The Department knew about and ignored breaches of the code of corporal punishment. It investigated allegations of sexual abuse, confirmed them and dismissed the abusers without ever reporting the matter to the Garda. Complaints by parents to the Department of Education were ignored. Young girls were sexually abused by foster parents, holiday families, employers and visitors, and were powerless to find a listening ear.

It goes without saying that the recommendations of the Ryan report must be implemented now in full and without qualification. No child in the care of the State can ever again be put at risk, as were those who marched on the streets of Dublin yesterday. I joined that march yesterday not as a politician, but as a concerned citizen to show some solidarity with the people who suffered terribly at the hands of this State. The large number of people who turned up in support illustrated the outcry from the people of this country at this shameful experience, which is deeply regrettable. We must ensure that it never happens again.

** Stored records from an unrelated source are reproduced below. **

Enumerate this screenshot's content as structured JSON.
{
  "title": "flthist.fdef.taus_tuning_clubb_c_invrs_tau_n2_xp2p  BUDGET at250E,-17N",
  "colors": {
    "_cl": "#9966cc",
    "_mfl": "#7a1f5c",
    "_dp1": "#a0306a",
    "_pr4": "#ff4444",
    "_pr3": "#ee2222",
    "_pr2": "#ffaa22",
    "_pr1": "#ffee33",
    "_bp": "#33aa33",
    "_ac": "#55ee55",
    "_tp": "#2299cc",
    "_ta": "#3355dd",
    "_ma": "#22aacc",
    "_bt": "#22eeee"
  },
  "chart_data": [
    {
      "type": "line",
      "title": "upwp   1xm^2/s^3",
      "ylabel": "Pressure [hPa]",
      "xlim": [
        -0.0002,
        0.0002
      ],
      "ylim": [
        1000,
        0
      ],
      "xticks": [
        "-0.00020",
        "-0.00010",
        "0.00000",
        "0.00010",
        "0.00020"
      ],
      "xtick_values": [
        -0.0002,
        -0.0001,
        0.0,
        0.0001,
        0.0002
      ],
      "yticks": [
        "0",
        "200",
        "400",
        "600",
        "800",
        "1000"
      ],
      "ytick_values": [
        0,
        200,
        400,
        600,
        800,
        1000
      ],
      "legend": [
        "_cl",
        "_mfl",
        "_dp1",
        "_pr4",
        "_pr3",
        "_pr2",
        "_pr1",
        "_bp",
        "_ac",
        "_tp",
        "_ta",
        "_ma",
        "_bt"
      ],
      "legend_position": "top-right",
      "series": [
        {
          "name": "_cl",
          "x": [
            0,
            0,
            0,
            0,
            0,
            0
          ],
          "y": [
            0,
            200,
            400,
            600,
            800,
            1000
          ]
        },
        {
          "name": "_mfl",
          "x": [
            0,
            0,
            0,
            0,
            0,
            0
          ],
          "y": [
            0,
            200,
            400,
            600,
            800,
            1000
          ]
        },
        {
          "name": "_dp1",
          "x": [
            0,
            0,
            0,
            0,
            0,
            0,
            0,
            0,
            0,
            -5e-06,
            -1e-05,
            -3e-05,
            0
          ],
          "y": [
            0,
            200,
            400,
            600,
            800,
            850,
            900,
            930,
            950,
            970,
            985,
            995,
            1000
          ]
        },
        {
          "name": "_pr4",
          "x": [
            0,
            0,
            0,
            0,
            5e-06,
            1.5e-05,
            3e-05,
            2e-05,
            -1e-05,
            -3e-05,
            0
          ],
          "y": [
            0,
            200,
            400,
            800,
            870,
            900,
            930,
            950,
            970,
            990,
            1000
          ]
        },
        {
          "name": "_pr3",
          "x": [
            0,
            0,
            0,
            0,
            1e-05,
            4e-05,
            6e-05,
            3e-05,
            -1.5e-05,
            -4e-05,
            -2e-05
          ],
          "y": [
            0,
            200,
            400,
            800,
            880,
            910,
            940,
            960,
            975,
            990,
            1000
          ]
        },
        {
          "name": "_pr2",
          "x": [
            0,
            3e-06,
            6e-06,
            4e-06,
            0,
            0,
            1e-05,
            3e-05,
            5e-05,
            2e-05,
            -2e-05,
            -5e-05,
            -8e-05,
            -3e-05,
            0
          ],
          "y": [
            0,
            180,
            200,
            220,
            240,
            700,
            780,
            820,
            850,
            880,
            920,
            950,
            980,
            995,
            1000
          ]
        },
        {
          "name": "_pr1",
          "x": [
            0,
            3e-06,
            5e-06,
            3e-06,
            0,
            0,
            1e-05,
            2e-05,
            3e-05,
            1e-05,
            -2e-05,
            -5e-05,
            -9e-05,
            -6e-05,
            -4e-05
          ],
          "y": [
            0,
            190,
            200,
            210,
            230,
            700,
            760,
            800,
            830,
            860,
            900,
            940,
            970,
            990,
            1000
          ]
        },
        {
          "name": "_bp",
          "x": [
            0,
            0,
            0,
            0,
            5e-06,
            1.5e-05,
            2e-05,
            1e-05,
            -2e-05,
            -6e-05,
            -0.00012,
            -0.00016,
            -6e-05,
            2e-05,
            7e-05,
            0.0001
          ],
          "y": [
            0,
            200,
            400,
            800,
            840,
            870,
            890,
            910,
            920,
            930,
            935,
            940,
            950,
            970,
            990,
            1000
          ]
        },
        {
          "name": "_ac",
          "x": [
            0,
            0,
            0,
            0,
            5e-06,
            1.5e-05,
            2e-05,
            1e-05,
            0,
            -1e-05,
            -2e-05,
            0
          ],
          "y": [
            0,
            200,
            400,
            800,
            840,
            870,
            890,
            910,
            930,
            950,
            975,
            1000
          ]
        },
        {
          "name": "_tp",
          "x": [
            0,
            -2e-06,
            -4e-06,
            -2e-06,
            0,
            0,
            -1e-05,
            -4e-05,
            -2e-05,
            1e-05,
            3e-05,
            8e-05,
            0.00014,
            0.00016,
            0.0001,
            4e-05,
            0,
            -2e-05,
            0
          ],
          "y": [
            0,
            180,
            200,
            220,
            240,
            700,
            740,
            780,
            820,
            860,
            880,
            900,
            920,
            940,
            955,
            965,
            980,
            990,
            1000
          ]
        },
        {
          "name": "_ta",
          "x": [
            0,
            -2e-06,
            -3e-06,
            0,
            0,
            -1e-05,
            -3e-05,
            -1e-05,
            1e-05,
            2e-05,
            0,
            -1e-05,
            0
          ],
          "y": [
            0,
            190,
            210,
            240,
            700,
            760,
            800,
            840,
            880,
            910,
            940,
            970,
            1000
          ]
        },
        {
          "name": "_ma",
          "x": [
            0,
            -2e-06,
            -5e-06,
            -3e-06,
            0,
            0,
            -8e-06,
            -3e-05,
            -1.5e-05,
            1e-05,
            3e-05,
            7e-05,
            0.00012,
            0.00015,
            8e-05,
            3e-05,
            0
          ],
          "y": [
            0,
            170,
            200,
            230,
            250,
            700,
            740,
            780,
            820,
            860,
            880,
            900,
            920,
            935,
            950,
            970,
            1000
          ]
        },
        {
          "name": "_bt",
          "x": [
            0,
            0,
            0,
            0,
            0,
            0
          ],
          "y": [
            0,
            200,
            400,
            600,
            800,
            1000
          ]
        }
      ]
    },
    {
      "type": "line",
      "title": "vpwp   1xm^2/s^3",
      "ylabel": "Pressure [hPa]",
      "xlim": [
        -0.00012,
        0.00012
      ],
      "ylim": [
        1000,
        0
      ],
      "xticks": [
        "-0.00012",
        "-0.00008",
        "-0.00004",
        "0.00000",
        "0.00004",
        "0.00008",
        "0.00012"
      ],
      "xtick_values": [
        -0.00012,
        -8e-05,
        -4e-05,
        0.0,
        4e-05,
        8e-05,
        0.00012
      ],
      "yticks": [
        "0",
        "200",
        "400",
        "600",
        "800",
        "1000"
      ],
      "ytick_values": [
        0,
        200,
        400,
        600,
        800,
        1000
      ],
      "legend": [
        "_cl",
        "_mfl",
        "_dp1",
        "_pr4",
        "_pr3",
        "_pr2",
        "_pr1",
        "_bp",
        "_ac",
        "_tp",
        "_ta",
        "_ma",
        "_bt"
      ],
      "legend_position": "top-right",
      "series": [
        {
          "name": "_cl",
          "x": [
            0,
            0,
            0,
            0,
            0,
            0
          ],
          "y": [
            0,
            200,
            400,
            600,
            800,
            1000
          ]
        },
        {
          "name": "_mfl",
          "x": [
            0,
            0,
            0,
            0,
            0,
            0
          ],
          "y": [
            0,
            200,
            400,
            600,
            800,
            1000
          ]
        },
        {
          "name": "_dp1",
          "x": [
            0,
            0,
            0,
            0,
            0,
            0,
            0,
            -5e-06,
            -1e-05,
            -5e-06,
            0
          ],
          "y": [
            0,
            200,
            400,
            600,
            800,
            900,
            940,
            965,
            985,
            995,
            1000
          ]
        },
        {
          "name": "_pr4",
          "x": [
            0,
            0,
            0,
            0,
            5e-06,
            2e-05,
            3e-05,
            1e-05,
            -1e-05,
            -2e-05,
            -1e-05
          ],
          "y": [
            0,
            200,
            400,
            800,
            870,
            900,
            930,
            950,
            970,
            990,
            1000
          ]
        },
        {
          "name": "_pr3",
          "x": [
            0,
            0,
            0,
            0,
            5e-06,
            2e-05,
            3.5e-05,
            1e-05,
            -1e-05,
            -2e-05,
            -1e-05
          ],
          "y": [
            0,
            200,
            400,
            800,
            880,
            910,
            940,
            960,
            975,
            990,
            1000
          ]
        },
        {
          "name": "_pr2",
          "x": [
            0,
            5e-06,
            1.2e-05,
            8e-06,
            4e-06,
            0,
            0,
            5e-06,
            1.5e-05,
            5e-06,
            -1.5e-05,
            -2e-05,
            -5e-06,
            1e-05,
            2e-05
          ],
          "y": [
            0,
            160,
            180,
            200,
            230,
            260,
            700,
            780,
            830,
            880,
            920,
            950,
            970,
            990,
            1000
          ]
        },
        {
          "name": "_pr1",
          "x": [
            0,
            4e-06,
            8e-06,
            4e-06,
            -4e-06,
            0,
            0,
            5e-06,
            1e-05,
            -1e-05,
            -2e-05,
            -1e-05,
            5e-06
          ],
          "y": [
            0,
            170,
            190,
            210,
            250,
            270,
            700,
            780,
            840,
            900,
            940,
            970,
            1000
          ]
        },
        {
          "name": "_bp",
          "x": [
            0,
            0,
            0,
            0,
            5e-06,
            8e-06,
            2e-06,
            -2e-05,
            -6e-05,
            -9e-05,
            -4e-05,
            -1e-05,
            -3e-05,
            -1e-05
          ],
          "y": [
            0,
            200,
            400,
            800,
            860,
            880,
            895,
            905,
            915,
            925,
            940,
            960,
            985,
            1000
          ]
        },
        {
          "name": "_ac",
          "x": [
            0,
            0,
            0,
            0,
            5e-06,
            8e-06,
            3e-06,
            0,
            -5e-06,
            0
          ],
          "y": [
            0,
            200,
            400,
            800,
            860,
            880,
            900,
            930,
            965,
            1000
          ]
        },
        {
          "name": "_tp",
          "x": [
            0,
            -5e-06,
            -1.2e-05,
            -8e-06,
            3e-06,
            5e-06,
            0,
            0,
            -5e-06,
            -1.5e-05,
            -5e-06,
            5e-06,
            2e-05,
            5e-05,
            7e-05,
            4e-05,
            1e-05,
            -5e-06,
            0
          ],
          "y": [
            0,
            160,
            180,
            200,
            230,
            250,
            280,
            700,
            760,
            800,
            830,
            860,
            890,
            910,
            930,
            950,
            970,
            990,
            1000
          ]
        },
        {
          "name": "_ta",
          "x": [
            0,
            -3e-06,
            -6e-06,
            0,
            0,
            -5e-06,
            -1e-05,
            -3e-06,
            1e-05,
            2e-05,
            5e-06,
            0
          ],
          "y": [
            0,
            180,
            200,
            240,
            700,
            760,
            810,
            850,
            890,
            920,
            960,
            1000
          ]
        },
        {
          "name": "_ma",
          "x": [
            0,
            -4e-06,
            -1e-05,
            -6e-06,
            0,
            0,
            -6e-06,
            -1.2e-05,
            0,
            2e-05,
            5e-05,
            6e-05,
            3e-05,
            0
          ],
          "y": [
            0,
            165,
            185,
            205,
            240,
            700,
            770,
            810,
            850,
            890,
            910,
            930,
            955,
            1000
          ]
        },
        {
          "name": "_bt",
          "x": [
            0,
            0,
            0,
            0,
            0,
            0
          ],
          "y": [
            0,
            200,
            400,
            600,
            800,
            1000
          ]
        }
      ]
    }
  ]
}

I take this opportunity to welcome two points made by the Taoiseach this morning. He stated that he told the representatives that the needs of the survivors of abuse is the Government's number one priority at this time and that we are committed to addressing those needs and other issues that arise from the report in consultation with the representatives of the survivors. I welcome the Taoiseach's commitment that this matter will be treated as an absolute priority. Also, and this is critical, those who perpetrated crimes against survivors, regardless of how long ago or how old they are, must be made amenable to the law so that they can be held to account for their crimes. There are victims in this country aged 80 and 90 years who are still suffering the consequences of that abuse. I do not care how old the people in congregations who are guilty of this criminality are, every effort must be made to bring them to justice. We owe that to the victims and to the people of this country. What kind of society would we be if we protected these people? There is no place for them here. Every effort must be made to bring them to justice.

Most important, this file cannot be closed until the guilty are brought to trial and face the full rigours of the law for their misdeeds. Those identified in the Ryan report are not deserving of the cloak of anonymity. Having met some of the victims, it remains the case today that many of them have not had an opportunity to tell their story. They have been denied an opportunity to do so. It is a critical part of their healing that they be given an opportunity to tell their stories. I have also heard of people who, when they went before the redress board, were confronted by six barristers. I was told that in one particular case, blame was apportioned to a victim's father. It was said that the father had some role in the abuse the victim had endured in one of these institutions. That man never got an opportunity to contradict that allegation because he was not allowed to speak. We hear of claims averaging in the region of €64,000 per victim. I was told today of one man who, after 20 years and having suffered abuse in an institution, received €56,000. The people who carried out these criminal acts must be brought to justice. We owe that to the survivors, and even more important to those who did not survive but who lived and died without identity and were buried in unmarked graves and to those who endured adult years of torment and grief not because of what they did, but because of what was done to them.